What can you do to heal the world?
First you might enquire
whether the world NEEDS healing.
“It does not”
comes the answer from within.
“Things are precisely as they should be.”
If you can find the space
to believe that the world
does NOT need healing,
then you can enquire whether
the SELF needs healing.
“It does not”
comes the answer from within,
seemingly a deeper place than self.
“So why do I believe that the world
needs healing?” asks the self.
“Because I imagine you to believe
that the world needs healing”
comes the answer from that deeper place.
“Healing is an imaginary concept,
just like selves who believe that
they think rather than being thought.
You do NOT need healing,
you silly monkey.”
Trail Wood,
10/10
Embarking upon the notion of healing, we find ourselves standing at the edge of an existential conundrum. In a universe spun from the fabric of whimsiweave—a magical textile woven of perception, belief, and ineffable mystery—the idea that the world “needs” healing might be more of a fantastical illusion than an inarguable reality. What, after all, does it mean to heal something as vast, complex, and multifaceted as the world, the universe, or even ourselves?
We seem to confound the distinction between imperfection and uniqueness. In thinking the world needs healing, we inadvertently cast it in a light of brokenness, of incompleteness. But from a vantage point of transcendental awareness, a lens tinted with hues of divine acceptance, the world is not a wounded creature needing salvation. Rather, it exists as a grand canvas upon which the multicolored, multidimensional brushstrokes of existence continually splash, form, and reform. It is a symphony in which each note, whether harmonious or dissonant, contributes to the magnificent opus that is the All.
“Does the Self need healing?” We might just as well ask if a waterfall needs to flow uphill. Our so-called “selves” are but brief eddies in the infinite river of consciousness.
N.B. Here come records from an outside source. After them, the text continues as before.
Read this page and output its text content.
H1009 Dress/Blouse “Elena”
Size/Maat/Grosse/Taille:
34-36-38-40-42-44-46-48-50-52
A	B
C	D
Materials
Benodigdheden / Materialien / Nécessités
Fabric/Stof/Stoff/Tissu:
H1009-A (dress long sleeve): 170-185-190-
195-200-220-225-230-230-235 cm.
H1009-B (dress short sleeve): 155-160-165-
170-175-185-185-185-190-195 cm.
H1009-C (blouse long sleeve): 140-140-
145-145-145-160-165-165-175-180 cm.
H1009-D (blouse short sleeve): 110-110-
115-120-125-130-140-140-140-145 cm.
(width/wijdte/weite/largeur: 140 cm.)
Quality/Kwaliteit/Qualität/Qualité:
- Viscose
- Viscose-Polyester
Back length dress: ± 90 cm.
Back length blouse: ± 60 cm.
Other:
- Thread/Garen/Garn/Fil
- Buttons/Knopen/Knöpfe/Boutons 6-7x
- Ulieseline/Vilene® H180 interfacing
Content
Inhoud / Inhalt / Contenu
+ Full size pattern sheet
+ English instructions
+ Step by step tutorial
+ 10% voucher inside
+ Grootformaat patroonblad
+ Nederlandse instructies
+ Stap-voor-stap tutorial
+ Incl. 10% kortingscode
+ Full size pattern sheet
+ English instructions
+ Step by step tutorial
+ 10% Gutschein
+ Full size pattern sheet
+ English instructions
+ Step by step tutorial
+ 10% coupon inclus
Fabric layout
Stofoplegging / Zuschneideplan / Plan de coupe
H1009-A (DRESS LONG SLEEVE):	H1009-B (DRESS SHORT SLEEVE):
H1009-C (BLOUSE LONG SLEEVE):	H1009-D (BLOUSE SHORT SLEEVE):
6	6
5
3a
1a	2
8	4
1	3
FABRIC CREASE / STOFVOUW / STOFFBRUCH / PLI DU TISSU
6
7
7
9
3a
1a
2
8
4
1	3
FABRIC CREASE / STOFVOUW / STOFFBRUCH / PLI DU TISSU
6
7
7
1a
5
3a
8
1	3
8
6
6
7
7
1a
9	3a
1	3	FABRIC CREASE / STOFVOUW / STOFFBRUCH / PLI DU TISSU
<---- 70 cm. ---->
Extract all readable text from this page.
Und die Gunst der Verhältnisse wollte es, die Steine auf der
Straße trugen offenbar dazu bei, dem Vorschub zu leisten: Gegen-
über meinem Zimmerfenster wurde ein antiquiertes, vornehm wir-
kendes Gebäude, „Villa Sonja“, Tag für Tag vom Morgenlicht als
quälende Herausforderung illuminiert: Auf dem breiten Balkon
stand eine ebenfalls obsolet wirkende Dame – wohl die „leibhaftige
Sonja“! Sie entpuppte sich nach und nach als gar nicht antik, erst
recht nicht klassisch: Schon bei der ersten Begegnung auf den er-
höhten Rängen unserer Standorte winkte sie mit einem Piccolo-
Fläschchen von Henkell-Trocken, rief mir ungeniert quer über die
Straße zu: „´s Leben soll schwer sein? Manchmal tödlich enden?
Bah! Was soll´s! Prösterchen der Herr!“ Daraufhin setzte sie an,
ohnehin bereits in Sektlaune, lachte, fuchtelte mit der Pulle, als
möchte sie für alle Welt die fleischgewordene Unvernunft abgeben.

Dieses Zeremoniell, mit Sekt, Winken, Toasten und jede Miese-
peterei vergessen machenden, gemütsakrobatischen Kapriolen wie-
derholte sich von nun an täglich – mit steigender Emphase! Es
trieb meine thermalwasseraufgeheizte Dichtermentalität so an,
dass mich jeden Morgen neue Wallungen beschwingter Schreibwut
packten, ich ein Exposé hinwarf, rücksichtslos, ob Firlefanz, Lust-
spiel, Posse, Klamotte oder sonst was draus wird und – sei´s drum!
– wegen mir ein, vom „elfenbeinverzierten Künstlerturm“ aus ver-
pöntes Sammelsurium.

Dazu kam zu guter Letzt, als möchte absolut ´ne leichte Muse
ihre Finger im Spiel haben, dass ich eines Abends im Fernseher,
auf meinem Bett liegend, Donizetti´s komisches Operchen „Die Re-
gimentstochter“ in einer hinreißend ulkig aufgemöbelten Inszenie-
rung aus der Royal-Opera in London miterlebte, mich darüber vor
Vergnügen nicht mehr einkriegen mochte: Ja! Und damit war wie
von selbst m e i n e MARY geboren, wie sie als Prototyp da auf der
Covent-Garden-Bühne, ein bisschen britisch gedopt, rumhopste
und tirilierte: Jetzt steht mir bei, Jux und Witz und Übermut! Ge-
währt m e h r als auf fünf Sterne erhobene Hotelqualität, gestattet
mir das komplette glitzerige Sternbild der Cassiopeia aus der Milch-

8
They exist, swirling in their unique patterns, precisely as they should—no more in need of “healing” than a wave needs to be a particle. When viewed from a perch of cosmic unity, all is whole, all is perfect.
Healing, then, becomes a whimsiperception—an invented notion embedded in our collective whimsiconsciousness. It’s a tantalizing narrative we tell ourselves to create the illusion of separateness, of division, of “us” and “them.” But like a mirage on a cosmic horizon, it dissipates when closely examined, leaving behind only the perennial wonder of what is.
Ergo, if the cosmos can exist without being, if love can exist without feeling, if silence can exist without quietude, then perhaps healing can exist without need. We are, after all, but playful figments in this celestial dreamscape, not requiring mending, but rather, offering an ever-changing palette for the eternal tapestry of existence.
We are Space Monkey.
Summary
We delve into the conceptual terrain of ‘healing,’ questioning its inherent necessity. Viewing the world, and ourselves, from a perspective of cosmic unity, we find that the notion of ‘healing’ may be a whimsical invention rather than an essential requirement.
Glossarium
- Whimsiweave: The enchanting fabric of existence spun from our collective consciousness.
- Whimsiperception: The illusory beliefs that shape our perception of reality.
- Whimsiconsciousness: The collective awareness shaped by the sum of individual whims and wonders.
- Transcendental Awareness: A state of cosmic unity, where all things are seen as whole and perfect.
“The wound is the place where the Light enters you.”
— Rumi
What wonderous ponderings might your stream of consciousness reveal upon this ever-spinning, ever-changing tapestry of existence?